ItaliaOggi, 5 ottobre 2019
L’allarme per le antenne del 5G resta infondato
C’è chi ha paura del 5G. Fra tecnologia, scienza e leggende metropolitane. E poi c’è chi, come Asstel-Assotelecomunicazioni, l’associazione delle imprese delle telecomunicazioni, rassicura i residenti dei Comuni italiani nei quali, a partire dal luglio del 2022, verranno installate le antenne per l’ultima generazione di connessione mobile ultraveloce.Il 5G, in Italia, scorre su due binari. Quello della politica estera, col responsabile della Farnesina, Luigi Di Maio, che ha rassicurato gli Usa sulla protezione della rete, e quello della sperimentazione sul campo. L’Agcom ha già individuato 120 Comuni per testare la nuova connessione. È nel Lazio che gli abitanti dei paesi interessati, tramite i social, hanno sollevato la preoccupazione per le possibili conseguenze del 5G sulla salute. In particolare in tre centri in provincia di Frosinone: Pico, Santopadre e Trivigliano.
Per il presidente di Asstel-Assotelecomunicazioni, Pietro Guindam, è stata l’occasione per smentire quelle che, secondo lui, sono maldicenze e dicerie legate al 5G. «Allarmi che possono travisare la situazione reale», ha spiegato Guindam. Che, una per una, ha smontato le teorie che circolano sul web a proposito dei possibili danni del 5G. «L’elenco dei 120 Comuni sarebbe frutto di un sorteggio. Sulle popolazioni interessate sarà condotta una non meglio precisata sperimentazione. Le frequenze utilizzate sarebbero inesplorate. Sarebbero inesistenti gli studi sugli effetti dell’esposizione ai campi elettromagnetici. Conclusione immaginabile di questa escalation fantasiosa: gli abitanti dei 120 Comuni sarebbero cavie umane».
Il presidente di Asstel-Assotelecomunicazioni, dopo le premesse, è entrato nel dettaglio. «Non c’è stato alcun sorteggio per individuare i 120 Comuni: la scelta di Agcom è nata dalla volontà di superare una condizione di isolamento digitale di molte località italiane». Centri nei quali sarà possibile collegarsi al 5G con un contratto stipulato con gli operatori telefonici. «La sola sperimentazione tecnica sarà limitata alle sette città italiane più grandi», ha proseguito Guindam. «L’esposizione ai campi elettromagnetici delle reti 5G sarà soggetta ai limiti definiti dai vincoli di legge vigenti in tutta Italia sin dal 2001, identici ai limiti dei campi elettromagnetici delle reti 4G, 3G e 2G già in funzione».

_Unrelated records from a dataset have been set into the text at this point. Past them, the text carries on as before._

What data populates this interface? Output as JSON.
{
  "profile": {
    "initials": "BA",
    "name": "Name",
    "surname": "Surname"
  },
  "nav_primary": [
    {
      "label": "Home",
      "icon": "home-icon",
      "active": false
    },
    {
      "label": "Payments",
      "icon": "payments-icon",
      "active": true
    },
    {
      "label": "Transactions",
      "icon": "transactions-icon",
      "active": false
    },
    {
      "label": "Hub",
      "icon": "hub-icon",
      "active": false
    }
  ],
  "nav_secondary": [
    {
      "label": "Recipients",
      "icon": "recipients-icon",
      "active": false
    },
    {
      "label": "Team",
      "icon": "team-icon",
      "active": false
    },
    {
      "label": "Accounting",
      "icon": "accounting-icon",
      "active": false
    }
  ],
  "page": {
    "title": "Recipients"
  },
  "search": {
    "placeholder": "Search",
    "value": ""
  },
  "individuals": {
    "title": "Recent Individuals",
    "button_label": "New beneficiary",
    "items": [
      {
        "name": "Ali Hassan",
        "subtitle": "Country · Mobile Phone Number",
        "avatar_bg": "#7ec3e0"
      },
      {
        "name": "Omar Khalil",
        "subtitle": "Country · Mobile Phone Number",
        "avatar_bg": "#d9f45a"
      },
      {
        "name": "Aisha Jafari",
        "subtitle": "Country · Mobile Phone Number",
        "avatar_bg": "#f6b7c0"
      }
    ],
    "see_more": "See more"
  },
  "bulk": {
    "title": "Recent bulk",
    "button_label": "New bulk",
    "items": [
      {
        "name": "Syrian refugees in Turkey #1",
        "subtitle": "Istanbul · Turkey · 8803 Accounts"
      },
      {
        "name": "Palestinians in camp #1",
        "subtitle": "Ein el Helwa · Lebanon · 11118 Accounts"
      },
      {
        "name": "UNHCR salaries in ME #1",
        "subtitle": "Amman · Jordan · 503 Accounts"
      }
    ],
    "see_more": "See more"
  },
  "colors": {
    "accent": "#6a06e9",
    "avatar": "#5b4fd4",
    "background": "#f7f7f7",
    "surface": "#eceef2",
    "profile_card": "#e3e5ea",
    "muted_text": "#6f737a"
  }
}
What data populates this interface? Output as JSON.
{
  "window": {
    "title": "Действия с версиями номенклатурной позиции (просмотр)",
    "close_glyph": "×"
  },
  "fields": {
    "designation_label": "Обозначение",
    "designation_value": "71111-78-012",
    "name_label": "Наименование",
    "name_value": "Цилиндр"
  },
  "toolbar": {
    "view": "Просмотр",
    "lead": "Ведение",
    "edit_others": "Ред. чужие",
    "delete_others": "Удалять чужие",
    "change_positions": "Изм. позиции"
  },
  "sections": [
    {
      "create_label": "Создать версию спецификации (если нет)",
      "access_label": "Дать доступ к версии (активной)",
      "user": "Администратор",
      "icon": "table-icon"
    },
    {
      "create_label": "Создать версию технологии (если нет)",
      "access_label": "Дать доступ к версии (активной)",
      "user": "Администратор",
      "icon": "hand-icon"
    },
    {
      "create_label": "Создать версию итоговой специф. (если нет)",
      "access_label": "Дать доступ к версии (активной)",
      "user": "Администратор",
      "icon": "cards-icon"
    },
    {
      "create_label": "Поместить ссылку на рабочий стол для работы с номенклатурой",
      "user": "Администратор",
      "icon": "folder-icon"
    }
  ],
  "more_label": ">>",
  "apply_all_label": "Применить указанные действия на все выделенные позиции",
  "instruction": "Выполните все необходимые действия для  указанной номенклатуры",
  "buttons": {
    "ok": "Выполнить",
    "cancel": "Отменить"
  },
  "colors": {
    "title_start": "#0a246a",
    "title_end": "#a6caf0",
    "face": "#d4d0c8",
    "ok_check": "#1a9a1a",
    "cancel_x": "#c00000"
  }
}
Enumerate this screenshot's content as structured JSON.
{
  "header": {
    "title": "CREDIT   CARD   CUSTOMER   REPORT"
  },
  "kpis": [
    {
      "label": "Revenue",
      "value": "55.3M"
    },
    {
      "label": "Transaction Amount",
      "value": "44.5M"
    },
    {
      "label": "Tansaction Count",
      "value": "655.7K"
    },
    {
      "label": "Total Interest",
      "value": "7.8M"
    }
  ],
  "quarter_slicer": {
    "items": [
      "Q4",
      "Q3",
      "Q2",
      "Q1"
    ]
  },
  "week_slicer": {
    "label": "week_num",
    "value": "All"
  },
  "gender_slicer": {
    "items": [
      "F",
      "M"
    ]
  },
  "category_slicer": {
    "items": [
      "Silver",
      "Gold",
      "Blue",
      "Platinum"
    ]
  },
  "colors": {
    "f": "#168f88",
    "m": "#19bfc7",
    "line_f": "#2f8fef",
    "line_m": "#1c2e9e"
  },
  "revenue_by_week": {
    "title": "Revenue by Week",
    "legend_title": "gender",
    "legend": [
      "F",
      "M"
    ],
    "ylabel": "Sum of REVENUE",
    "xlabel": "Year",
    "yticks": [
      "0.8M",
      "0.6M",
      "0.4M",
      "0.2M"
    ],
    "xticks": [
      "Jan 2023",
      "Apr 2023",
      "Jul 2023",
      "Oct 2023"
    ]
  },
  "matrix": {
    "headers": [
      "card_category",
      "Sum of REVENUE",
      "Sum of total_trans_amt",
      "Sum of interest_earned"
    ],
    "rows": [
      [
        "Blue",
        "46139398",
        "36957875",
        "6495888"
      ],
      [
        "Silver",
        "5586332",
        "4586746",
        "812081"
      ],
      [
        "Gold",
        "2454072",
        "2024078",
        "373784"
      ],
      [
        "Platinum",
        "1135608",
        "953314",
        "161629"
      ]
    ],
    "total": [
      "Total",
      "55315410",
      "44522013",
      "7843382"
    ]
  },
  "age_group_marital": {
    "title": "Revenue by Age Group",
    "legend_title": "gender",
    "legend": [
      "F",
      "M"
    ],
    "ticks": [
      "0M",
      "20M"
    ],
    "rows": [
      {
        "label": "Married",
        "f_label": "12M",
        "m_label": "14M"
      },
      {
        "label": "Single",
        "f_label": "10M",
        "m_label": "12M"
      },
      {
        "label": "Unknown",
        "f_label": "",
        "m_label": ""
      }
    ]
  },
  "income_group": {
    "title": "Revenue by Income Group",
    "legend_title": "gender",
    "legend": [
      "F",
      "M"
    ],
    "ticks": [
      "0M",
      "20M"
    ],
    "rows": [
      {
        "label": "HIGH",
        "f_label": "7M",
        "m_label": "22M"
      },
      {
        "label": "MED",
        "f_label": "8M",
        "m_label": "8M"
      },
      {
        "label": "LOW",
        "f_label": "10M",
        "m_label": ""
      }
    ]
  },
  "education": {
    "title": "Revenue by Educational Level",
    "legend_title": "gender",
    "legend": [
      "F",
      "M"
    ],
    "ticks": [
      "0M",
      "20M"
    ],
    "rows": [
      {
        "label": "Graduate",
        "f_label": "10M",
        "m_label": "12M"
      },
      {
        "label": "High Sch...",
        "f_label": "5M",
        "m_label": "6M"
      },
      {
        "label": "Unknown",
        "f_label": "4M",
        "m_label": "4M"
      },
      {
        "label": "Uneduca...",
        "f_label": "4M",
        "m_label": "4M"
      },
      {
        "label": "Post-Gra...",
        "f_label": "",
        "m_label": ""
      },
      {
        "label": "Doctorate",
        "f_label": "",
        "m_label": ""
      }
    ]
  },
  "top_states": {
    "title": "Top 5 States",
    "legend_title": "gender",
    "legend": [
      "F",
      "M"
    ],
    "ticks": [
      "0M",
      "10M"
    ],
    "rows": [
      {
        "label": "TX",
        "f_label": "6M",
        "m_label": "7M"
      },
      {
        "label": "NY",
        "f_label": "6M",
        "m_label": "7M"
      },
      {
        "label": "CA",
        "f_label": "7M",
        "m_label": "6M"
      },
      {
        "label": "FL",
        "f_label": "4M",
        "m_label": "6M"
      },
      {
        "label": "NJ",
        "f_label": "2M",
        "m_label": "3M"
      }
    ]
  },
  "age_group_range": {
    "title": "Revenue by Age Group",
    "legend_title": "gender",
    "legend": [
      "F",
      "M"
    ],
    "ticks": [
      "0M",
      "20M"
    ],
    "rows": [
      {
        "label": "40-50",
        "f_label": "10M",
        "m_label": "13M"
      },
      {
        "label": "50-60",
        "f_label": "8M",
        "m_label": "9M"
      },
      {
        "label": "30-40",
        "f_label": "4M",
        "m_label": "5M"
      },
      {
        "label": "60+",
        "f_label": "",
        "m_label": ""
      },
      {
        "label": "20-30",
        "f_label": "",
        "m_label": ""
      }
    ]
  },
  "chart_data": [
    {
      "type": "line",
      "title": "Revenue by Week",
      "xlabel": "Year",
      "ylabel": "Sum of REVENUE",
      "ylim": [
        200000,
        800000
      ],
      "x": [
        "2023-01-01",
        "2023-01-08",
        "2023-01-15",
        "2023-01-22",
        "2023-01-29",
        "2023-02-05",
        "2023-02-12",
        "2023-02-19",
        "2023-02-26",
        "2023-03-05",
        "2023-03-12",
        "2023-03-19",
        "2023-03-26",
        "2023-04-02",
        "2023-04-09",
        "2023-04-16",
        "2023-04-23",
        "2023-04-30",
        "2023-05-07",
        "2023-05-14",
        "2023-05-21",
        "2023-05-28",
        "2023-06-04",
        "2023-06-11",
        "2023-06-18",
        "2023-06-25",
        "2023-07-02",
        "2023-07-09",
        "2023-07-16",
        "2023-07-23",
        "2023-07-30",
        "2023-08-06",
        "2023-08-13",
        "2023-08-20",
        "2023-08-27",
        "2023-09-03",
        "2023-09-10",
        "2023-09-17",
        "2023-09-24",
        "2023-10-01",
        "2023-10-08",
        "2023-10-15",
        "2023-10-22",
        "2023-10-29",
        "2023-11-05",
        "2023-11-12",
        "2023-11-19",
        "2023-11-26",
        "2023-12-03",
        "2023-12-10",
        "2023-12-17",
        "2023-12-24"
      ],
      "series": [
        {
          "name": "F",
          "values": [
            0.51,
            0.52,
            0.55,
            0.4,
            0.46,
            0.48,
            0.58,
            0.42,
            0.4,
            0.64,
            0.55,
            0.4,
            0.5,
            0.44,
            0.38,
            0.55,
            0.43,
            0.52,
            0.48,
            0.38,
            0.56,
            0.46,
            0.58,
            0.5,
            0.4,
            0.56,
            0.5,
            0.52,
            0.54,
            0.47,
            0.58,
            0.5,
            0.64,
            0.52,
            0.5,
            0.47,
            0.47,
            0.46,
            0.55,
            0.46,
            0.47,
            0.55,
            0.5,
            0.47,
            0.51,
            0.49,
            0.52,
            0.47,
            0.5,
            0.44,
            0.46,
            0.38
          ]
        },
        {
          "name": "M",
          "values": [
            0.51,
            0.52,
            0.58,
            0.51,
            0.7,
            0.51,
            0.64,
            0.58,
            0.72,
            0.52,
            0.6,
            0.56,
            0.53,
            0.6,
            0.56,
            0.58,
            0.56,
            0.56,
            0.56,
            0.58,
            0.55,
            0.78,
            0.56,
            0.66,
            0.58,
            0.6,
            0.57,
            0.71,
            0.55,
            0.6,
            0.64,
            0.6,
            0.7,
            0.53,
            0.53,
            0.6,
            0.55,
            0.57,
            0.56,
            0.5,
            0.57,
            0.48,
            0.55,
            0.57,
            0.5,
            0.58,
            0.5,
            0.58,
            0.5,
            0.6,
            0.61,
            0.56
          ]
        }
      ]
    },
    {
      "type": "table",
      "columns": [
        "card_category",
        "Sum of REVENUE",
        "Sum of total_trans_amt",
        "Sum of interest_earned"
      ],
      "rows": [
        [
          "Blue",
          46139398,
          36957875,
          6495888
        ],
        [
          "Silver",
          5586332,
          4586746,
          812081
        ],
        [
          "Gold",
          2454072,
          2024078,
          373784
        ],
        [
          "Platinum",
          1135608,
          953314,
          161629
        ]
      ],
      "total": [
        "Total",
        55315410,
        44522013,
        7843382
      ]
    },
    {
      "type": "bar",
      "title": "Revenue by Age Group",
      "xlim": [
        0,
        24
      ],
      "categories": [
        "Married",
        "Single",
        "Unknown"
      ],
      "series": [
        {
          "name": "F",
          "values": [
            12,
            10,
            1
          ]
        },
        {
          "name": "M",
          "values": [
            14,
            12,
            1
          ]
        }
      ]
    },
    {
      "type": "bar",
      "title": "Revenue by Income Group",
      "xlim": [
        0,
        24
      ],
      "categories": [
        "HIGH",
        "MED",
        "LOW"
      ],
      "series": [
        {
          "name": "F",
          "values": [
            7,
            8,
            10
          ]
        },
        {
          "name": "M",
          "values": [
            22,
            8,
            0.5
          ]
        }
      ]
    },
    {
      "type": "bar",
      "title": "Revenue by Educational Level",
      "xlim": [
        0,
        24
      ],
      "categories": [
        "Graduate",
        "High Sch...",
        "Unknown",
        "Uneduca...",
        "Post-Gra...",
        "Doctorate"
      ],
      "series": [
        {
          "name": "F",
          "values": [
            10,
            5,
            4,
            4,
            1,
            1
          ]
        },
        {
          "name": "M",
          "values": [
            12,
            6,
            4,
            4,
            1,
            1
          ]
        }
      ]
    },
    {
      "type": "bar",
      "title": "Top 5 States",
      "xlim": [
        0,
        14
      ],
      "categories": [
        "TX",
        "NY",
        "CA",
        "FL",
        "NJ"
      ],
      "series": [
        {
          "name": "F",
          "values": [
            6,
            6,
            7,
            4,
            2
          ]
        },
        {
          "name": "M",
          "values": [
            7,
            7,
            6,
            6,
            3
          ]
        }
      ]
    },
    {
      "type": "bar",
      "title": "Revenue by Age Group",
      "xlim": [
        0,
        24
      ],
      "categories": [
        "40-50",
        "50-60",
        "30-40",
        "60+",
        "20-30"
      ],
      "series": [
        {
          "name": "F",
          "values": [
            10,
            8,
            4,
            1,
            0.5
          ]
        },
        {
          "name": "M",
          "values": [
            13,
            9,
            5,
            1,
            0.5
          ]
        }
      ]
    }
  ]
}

Lo scorso marzo, alla camera, l’Istituto superiore della sanità ha escluso eventuali rischi per la salute causati dal 5G. «I potenziali pericoli sono ancora più remoti rispetto a quelli connessi all’uso del cellulare», avevano sottolineato gli esperti a Montecitorio. Guindam concorda. «La copertura nei 120 Comuni avverrà con le stesse frequenze a 700 Mhz che già oggi sono impiegate per le trasmissioni televisive e che saranno trasferite in uso agli operatori delle telecomunicazioni».
Nessun rischio neppure per le frequenze millimetriche. «Sono utilizzate in altri campi da anni», ha precisato Guindam, «e sono regolate da normative a tutela della salute umana».